In July 2021, Transcorp Hotels Plc launched Aura by Transcorp Hotels, an online platform for booking accommodation, including hotels and apartments, as well as experiences.

===Transcorp Power Plc===
Transcorp Power Plc is the owner and operator of the Ughelli Power Plant which was privatized by the Nigerian government along with other Nigerian power plants. The plant has an installed capacity of 1000MW. The plant is located in Delta State and had an available capacity of 480 MW as of November 2015. TUPL has made full payment of $300million for the plant and was the first power generating company to receive its privatization discharge certificate.

==Acquisitions==
- The Hilton Hotel, Abuja: In December 2005, Transcorp acquired 51% controlling stake in the Hilton Abuja for the sum of $105 million (equivalent at the time to N13.7billion) after a very competitive bid. The remaining 49% is owned by the Bureau of Public Enterprise (BPE).
- Rumens Road: Transcorp acquired Rumens Road Apartments at 1 Rumens Road, Ikoyi, Lagos in 2005 for N377m.

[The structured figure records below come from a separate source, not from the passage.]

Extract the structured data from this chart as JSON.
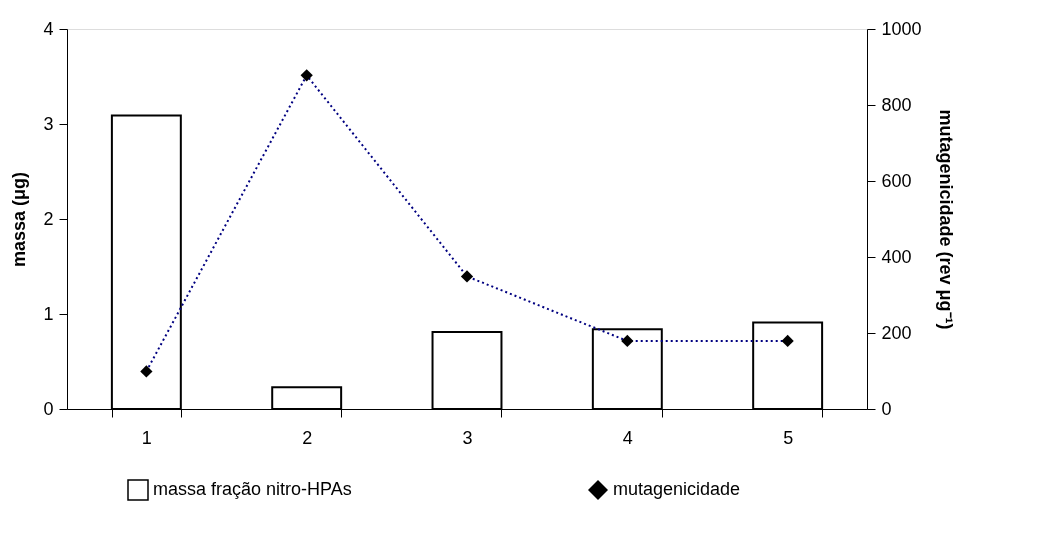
{
  "chart_data": {
    "type": "bar",
    "categories": [
      "1",
      "2",
      "3",
      "4",
      "5"
    ],
    "ylabel": "massa (μg)",
    "y2label": "mutagenicidade (rev  μg⁻¹)",
    "ylim": [
      0,
      4
    ],
    "yticks": [
      0,
      1,
      2,
      3,
      4
    ],
    "y2lim": [
      0,
      1000
    ],
    "y2ticks": [
      0,
      200,
      400,
      600,
      800,
      1000
    ],
    "series": [
      {
        "name": "massa fração nitro-HPAs",
        "color": "#ffffff",
        "values": [
          3.09,
          0.23,
          0.81,
          0.84,
          0.91
        ]
      },
      {
        "name": "mutagenicidade",
        "type": "line",
        "axis": "y2",
        "color": "#000080",
        "marker": "diamond",
        "line_style": "dotted",
        "values": [
          99,
          878,
          349,
          179,
          179
        ]
      }
    ],
    "grid": false,
    "legend": "bottom"
  }
}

- Oil Blocs: Transcorp acquired two oil blocs in the May 2006 bidding round, consolidated in one oil bloc, OPL 281. Ownership of the OPL 281 oil bloc, which had previously been revoked by the Department of Petroleum Resources, was returned to Transcorp in February 2011 after the payment of the balance of the signature bonus. Transcorp is partnering with Equity Energy Resources (EER), and pan-African energy company SAC-Oil Holdings of South Africa, to take equity and provide resources that will bring the oil bloc into operation.
- Metropolitan Hotel, Calabar: Transcorp acquired the 146-room Metropolitan Hotel in Calabar (re-branded Transcorp Hotels Calabar) in June 2010 and divested in 2023.

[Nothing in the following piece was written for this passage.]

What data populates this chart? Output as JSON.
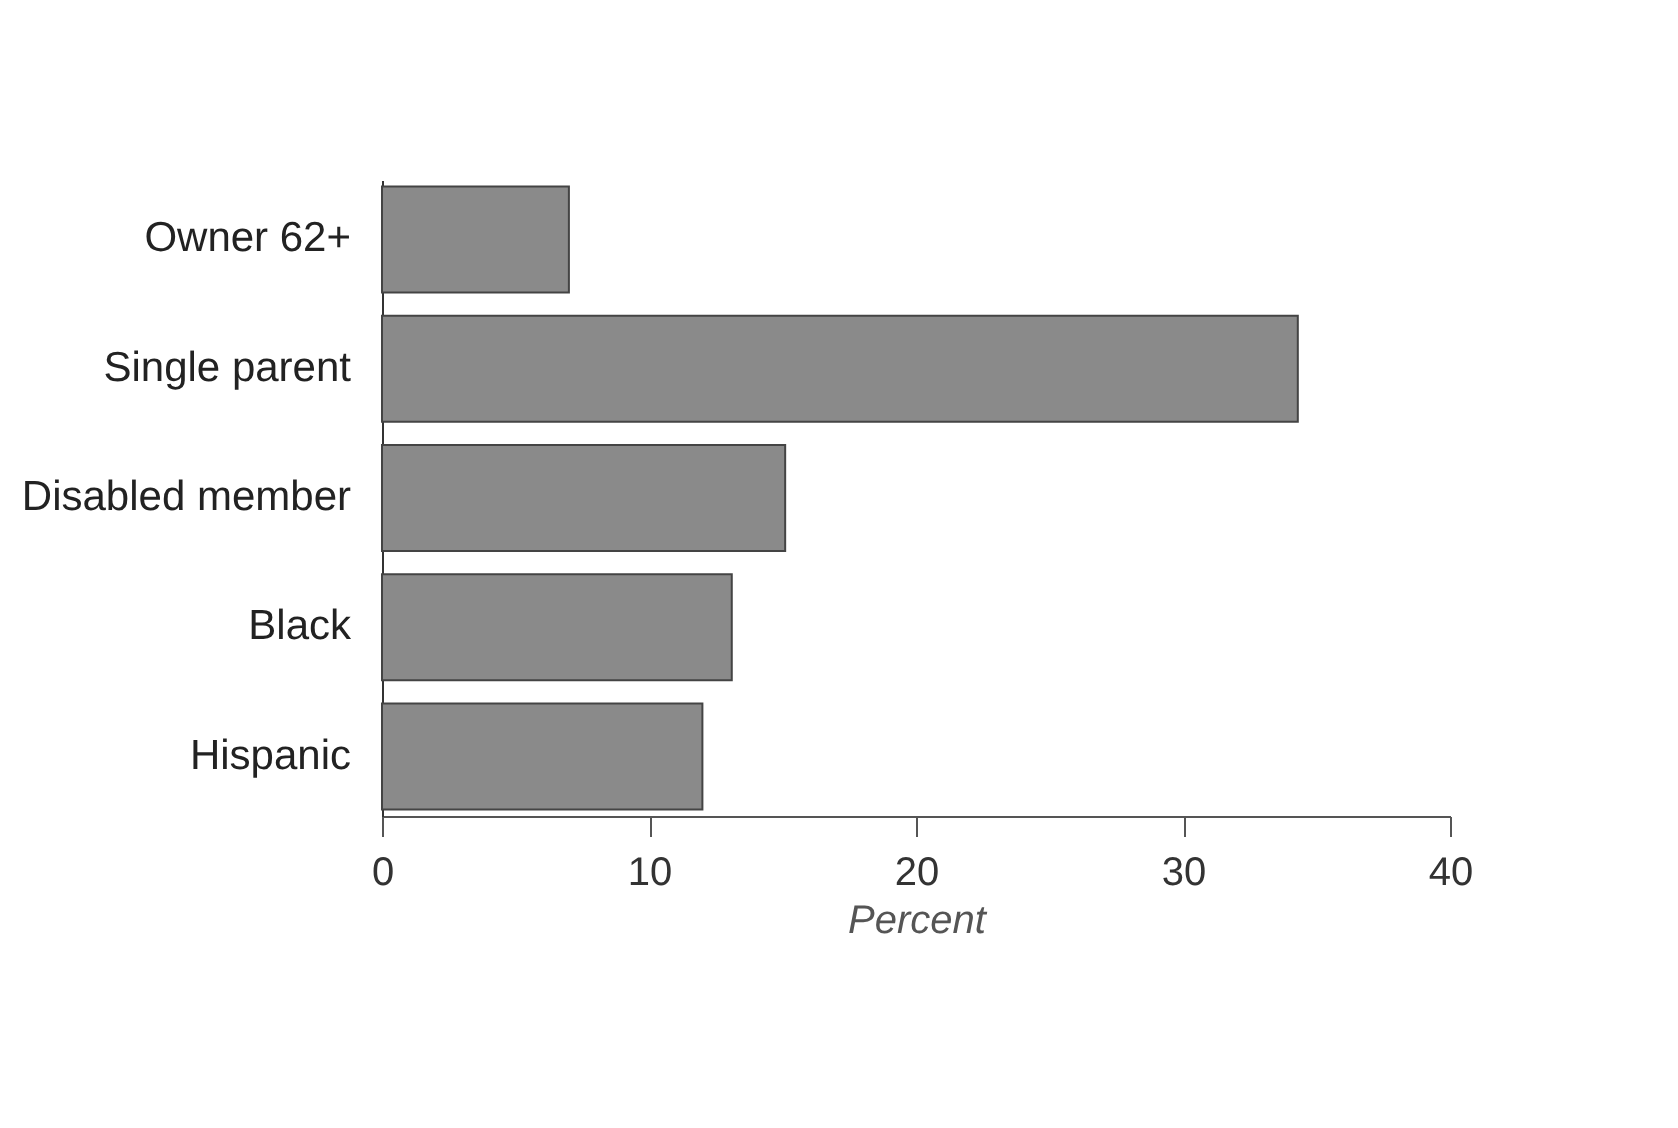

- Benfruits Plant: On 29 November 2010, Transcorp signed a lease agreement with the Benue State Government for the Benfruits juice concentrate plant in Markurdi, Benue State.
- Ughelli Power Plant: On 25 September 2012, Transcorp Ughelli Power Limited (TUPL) won the $300 million bid for the acquisition of the Ughelli Power Plant, one of the six power generation companies of the Power Holding Company of Nigeria (PHCN) being privatised by the Federal Government of Nigeria. The Ughelli plant is a thermal power generating plant located in Delta State, Nigeria with installed capacity of 1000MW, but currently producing 330MW which accounts for 8% of Nigeria's total power generation. TUPL met the 25 percent deposit deadline by paying the sum of US$75million to the BPE on March 20, 2013, and on 21 August 2013, TUPL made payment to the BPE of $225million, representing 75 percent of the $300 million bid price for the 1000 megawatt capacity Ughelli Power Plant. On November 1, 2013, the Federal Government of Nigeria officially handed over the plant to Transcorp Ughelli Power Limited.

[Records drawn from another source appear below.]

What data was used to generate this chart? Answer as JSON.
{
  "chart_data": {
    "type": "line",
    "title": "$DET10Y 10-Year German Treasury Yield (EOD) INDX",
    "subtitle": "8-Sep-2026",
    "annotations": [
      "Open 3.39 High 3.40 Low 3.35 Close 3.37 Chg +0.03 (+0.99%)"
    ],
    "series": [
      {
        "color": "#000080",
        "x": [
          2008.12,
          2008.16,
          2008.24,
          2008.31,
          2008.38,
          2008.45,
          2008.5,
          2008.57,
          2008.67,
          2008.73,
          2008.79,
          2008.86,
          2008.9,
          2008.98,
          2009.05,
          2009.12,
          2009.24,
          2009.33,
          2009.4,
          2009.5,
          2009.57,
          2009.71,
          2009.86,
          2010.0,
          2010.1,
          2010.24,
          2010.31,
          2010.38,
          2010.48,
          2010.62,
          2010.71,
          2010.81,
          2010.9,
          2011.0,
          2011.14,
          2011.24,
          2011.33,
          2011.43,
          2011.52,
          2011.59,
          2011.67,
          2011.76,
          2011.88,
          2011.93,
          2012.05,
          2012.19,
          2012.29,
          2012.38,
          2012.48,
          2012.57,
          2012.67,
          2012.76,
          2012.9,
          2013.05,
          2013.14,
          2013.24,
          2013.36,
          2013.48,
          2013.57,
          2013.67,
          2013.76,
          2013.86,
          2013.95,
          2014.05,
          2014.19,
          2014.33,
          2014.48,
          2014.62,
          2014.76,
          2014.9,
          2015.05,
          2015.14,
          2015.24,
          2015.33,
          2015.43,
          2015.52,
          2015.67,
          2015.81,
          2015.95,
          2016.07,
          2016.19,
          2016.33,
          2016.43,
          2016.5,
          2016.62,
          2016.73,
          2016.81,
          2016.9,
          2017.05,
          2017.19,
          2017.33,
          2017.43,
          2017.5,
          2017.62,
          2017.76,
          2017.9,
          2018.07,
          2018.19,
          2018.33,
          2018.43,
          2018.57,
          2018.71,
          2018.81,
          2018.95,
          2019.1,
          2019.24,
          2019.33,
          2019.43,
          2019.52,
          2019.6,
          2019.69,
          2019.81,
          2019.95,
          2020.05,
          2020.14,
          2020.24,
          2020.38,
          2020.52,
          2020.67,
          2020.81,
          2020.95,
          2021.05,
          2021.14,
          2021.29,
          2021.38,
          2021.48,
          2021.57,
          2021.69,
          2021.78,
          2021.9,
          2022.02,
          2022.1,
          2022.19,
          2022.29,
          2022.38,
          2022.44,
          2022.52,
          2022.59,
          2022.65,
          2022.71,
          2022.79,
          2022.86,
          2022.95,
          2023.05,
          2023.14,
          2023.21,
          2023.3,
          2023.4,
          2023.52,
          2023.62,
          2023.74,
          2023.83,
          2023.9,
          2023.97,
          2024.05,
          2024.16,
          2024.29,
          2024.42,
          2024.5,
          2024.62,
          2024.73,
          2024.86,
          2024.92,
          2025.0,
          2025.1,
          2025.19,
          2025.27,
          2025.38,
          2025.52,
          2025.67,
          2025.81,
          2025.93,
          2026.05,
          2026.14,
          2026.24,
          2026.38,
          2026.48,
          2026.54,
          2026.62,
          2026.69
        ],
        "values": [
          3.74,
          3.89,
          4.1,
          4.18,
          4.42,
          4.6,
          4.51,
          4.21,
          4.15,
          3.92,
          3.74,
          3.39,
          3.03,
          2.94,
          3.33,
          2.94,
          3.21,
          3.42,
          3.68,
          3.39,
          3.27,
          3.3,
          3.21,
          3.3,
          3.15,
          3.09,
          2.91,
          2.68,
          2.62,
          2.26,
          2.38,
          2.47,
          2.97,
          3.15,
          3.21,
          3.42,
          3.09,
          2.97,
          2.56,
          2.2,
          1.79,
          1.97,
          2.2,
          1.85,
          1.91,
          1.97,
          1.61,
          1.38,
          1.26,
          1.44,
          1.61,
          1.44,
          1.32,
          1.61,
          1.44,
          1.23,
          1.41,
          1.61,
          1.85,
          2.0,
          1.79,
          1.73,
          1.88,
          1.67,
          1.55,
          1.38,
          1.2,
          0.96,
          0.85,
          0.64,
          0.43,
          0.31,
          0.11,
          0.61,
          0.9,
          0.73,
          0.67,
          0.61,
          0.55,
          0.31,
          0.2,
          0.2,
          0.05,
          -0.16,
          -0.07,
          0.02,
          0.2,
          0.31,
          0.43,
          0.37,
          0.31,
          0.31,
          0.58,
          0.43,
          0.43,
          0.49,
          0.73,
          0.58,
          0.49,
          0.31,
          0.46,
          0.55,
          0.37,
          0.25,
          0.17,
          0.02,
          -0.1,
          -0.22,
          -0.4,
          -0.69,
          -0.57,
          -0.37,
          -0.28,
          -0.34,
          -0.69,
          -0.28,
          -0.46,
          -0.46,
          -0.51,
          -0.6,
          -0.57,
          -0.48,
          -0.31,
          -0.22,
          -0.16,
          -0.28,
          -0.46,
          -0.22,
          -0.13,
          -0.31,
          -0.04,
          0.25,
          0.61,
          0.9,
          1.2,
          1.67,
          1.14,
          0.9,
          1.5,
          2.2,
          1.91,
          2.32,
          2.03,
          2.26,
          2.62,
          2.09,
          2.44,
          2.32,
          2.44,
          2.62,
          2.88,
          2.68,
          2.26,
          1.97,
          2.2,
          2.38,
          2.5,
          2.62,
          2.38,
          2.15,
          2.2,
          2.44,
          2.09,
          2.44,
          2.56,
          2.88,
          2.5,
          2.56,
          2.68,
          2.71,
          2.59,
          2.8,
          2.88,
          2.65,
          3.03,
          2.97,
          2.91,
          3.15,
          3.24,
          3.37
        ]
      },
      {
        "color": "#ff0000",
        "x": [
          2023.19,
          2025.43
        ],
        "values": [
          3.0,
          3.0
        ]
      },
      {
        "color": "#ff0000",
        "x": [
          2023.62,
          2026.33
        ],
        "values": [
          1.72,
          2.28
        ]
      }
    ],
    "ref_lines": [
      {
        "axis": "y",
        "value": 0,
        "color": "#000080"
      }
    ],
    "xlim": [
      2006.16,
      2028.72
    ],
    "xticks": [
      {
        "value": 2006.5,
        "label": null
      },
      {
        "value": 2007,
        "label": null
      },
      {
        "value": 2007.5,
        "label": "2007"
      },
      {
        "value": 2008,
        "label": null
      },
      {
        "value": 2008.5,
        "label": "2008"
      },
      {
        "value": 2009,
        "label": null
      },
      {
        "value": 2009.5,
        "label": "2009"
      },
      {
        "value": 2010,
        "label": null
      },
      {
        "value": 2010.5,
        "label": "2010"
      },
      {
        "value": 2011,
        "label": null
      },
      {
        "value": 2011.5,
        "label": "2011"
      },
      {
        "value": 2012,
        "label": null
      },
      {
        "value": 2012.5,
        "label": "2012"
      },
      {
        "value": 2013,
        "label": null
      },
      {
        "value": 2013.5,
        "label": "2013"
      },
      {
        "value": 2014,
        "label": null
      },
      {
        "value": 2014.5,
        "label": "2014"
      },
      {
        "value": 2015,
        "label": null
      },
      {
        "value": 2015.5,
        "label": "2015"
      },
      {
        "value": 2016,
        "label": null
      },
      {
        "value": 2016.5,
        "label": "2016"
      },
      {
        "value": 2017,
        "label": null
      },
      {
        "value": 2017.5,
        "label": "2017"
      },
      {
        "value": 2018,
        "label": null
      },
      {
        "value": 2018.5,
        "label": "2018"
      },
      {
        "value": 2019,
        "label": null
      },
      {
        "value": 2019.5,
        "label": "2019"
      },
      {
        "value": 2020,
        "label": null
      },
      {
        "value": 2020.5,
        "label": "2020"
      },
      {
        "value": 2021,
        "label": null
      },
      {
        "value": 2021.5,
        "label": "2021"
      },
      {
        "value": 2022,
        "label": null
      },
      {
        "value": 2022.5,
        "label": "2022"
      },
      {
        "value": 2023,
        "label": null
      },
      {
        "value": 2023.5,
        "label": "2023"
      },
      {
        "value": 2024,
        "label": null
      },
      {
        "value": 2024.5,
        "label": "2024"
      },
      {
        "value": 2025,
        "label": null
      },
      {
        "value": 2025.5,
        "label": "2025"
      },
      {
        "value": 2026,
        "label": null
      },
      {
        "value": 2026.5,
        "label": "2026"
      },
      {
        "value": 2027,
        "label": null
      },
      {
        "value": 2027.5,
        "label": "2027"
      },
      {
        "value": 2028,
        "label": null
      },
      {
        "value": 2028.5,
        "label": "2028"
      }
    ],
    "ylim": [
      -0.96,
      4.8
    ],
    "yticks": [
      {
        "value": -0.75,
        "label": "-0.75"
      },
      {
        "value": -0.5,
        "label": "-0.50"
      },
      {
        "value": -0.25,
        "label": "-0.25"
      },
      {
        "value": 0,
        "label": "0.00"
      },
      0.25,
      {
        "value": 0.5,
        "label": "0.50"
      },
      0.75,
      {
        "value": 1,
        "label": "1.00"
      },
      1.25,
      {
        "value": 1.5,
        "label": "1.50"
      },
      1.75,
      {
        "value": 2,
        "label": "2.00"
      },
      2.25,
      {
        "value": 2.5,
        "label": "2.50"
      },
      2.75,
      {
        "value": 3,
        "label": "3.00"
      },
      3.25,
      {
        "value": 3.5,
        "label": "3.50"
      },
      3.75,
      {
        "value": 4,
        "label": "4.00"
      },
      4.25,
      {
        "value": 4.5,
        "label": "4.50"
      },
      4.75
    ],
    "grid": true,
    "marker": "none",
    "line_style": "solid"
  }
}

- Transcorp in 2023 purchased 60% stake in the Abuja Electric Distribution Company (AEDC), thereby consolidating its hold in Nigeria's Power sector. The move was made by a consortium, of which was led by Transcorp Power Limited.

==Recent partnerships==
On 30 January 2013, Transnational Corporation of Nigeria Plc and General Electric (GE) signed a framework agreement to collaborate to address the infrastructural needs of Nigeria, with emphasis on the power and transportation sectors specifically rail transportation. GE, a global leader in the design, manufacture, supply, installation and maintenance of technology and services for the power sector, confirmed its commitment to facilitate the generation of 10,000MW of additional power in Nigeria over the next decade in line with its existing agreement with the Federal Government of Nigeria, signed in March 2012.